Strength Basics

Getting stronger, fitter, and healthier by sticking to the basics. It's not rocket science, it's doing the simple stuff the right way. Strength-Basics updates every Monday, plus extra posts during the week.

Wednesday, July 27, 2011

The Reward / Punishment Cycle I

I was listening to a radio broadcast recently and they talked to an obese person about being obese. I have to admit that a good part of me was just like "okay, so start exercises and don't eat so many cookies." But it's not that easy for people - food has an emotional connection. So does exercise. And it often has a reward / punishment dimension, too.

Food as a reward. If there is one thing I learned from TV commercials, it's that food is a reward. It's an indulgence. You deserve it - worked hard? You deserve a beer. Cleaned the house? You deserve a candy bar. Packed the kids lunch? You deserve a sugar-filled yogurt. Did a man's job of yard work? You deserved two men's worth of fries.

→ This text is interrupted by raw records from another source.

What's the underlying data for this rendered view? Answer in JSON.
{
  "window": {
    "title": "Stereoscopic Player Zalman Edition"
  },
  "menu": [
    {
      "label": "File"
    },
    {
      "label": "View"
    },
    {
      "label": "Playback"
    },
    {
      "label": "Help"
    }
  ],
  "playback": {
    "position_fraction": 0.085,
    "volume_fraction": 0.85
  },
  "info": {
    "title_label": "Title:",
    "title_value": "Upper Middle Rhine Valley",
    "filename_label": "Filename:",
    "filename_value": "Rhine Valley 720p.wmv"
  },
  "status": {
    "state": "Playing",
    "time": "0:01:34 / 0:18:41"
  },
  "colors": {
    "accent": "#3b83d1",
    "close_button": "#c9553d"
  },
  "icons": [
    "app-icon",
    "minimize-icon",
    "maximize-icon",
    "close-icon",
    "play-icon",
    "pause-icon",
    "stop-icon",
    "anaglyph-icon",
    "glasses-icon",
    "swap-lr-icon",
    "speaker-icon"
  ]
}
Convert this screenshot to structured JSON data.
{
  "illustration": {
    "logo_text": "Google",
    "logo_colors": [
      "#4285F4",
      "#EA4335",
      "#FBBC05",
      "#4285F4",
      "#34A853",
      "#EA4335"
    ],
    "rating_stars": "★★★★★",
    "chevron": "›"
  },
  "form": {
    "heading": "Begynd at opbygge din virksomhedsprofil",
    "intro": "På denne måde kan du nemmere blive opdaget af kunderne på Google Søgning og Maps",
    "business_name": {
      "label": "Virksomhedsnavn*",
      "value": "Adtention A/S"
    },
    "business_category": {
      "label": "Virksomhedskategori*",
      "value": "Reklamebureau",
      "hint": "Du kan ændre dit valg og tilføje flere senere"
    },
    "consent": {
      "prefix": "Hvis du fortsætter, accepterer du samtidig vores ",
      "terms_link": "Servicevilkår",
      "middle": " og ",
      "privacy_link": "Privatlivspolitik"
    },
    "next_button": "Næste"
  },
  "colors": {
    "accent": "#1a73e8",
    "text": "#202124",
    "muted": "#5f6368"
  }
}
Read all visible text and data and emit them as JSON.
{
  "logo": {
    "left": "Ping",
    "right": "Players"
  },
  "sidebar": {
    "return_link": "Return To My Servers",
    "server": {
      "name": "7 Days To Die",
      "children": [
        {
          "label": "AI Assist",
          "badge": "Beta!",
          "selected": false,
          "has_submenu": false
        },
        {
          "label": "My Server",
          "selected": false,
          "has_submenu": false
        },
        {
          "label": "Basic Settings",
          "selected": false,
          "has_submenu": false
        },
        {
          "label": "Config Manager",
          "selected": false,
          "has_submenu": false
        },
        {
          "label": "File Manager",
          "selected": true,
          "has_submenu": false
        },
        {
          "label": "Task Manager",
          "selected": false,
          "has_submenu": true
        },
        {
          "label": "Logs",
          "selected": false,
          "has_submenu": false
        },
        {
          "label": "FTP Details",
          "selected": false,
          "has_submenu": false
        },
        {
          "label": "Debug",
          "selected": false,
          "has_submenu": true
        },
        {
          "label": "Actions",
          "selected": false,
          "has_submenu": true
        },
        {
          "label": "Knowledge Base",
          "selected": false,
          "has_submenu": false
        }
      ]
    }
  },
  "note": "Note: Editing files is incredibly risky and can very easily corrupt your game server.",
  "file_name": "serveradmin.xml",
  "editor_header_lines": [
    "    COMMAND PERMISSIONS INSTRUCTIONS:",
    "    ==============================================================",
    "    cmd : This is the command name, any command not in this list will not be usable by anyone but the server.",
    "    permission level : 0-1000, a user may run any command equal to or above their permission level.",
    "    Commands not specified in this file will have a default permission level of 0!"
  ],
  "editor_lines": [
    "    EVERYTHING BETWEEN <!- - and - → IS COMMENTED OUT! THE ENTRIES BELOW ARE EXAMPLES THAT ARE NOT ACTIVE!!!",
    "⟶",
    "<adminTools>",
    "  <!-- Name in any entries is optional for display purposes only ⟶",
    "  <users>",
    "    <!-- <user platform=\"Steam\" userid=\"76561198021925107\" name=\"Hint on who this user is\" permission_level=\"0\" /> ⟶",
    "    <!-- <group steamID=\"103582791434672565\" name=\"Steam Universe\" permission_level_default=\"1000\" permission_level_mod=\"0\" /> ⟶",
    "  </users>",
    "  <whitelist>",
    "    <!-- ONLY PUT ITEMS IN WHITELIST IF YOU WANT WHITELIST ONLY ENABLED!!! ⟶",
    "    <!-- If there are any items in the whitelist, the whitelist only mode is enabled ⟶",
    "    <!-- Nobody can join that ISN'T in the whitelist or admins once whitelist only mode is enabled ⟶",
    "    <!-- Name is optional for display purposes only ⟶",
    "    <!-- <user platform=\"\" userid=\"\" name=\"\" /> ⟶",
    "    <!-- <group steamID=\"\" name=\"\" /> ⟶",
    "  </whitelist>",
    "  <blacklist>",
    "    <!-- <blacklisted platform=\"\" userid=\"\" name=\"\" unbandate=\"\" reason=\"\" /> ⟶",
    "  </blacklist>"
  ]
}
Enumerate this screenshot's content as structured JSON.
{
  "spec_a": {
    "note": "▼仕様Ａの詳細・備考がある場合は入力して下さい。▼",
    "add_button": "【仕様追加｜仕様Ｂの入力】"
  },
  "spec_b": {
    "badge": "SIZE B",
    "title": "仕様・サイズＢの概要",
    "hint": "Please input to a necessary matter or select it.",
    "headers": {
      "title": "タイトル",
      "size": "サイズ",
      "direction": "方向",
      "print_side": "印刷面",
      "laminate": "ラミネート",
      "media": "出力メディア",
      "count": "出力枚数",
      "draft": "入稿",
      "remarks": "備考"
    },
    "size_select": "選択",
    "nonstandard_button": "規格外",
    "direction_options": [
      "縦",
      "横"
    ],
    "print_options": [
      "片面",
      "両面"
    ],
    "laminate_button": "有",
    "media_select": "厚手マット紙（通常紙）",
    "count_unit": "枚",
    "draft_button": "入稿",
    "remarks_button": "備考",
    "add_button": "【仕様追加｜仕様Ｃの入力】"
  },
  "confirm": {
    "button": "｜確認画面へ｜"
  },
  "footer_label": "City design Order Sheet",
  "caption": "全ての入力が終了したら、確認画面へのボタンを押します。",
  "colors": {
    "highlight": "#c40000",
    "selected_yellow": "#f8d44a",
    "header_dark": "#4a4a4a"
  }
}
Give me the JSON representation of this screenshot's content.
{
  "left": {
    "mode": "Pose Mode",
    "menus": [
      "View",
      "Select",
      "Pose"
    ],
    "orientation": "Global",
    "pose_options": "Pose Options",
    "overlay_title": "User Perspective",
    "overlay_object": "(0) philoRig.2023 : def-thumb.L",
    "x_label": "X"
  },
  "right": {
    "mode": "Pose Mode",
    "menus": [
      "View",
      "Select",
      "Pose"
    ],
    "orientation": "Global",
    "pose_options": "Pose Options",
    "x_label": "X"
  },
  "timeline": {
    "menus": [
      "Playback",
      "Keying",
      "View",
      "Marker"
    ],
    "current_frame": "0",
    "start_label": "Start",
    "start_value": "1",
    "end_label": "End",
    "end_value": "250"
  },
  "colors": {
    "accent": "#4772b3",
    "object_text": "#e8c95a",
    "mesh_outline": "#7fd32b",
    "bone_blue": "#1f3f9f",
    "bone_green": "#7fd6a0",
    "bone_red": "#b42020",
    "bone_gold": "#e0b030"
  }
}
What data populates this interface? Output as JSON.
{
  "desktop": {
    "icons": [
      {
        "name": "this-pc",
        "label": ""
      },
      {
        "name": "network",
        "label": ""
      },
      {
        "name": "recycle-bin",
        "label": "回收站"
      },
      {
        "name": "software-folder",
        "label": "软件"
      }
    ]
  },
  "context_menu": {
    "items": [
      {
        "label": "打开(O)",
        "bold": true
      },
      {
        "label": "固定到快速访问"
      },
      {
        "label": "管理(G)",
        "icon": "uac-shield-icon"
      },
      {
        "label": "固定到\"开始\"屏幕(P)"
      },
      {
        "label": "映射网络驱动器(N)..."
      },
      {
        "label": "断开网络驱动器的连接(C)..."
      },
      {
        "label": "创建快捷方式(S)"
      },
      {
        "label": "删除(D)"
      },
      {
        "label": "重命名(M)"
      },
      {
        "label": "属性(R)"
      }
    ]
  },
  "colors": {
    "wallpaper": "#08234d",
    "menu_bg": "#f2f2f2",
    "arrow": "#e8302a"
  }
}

That doesn't even start in on exercise. We know from commercials that you can't even warmup safely or effectively without 2.5 servings (aka 20 oz) of sports drink! If you finish the workout, you need to down another serving, and/or a protein shake or protein bar, and then it's off home for the indulgent food of your choice to reward your good behavior.

You'll see this with parents and kids, too - "if you behave I'll give you a cookie" or "okay, I'll buy you that fruit snack to keep you quiet" (not actually "fruit" either, let's face it).

Conversely, food is also a punishment. There are two big variations to this:

Healthy food is a punishment. After all, if the selling point is "it's good for you" then you must not be able to sell it on its merits, like "it's delicious" or "you'll like eating it." The meme of "healthy food tastes bad, this doesn't taste bad, so it can't be healthy" is an instant classic in TV commercials. Basically every yogurt ad does this.

Food is a way to punish yourself. For people with eating problems, you see this one - I bought this bag of cookies, and I shouldn't have, so I'll just eat all of them now and start back over tomorrow. Nevermind the weight you pack on from those cookies will be there tomorrow and set you further back. Nevermind it's just making yourself feel bad (physically, mentally, and emotionally) for making a poor choice. It's a sunk cost - the $5 for those cookies are gone, and putting those hundreds if not thousands of calories into your body won't make up for that. But it's often "it's too late now, so I'm going to make myself finish these" instead of "why the heck can't I just throw these out?"

Diets are a form of food-as-punishment coupled with food-as-reward. You deny yourself the foods you like (punishment!) and force yourself to eat foods you don't that are healthy (punishment!) and then when you reach your goal you can eat whatever you like again (reward!). Not healthy.

We need to get off the food-as-punishment/food-as-reward cycle.

I'm not saying this is easy, but perhaps like the G.I. Joes said, knowing is half the battle: you have to get off this cycle. Food is neither an automatic reward for good behavior nor is it a useful means of punishment. It's just food. If you've got an issue with binge-finishing those cookies you know shouldn't have gotten in the first place, think about this. Remind yourself that food isn't a mechanism for punishing yourself. Don't use food to reward your good behaviors - good behaviors and the healthy life they promote is the reward. Not the ability to have an extra slice of cake because you did spin class today.

Exercise gets the same treatment, really - and I'll examine that more tomorrow.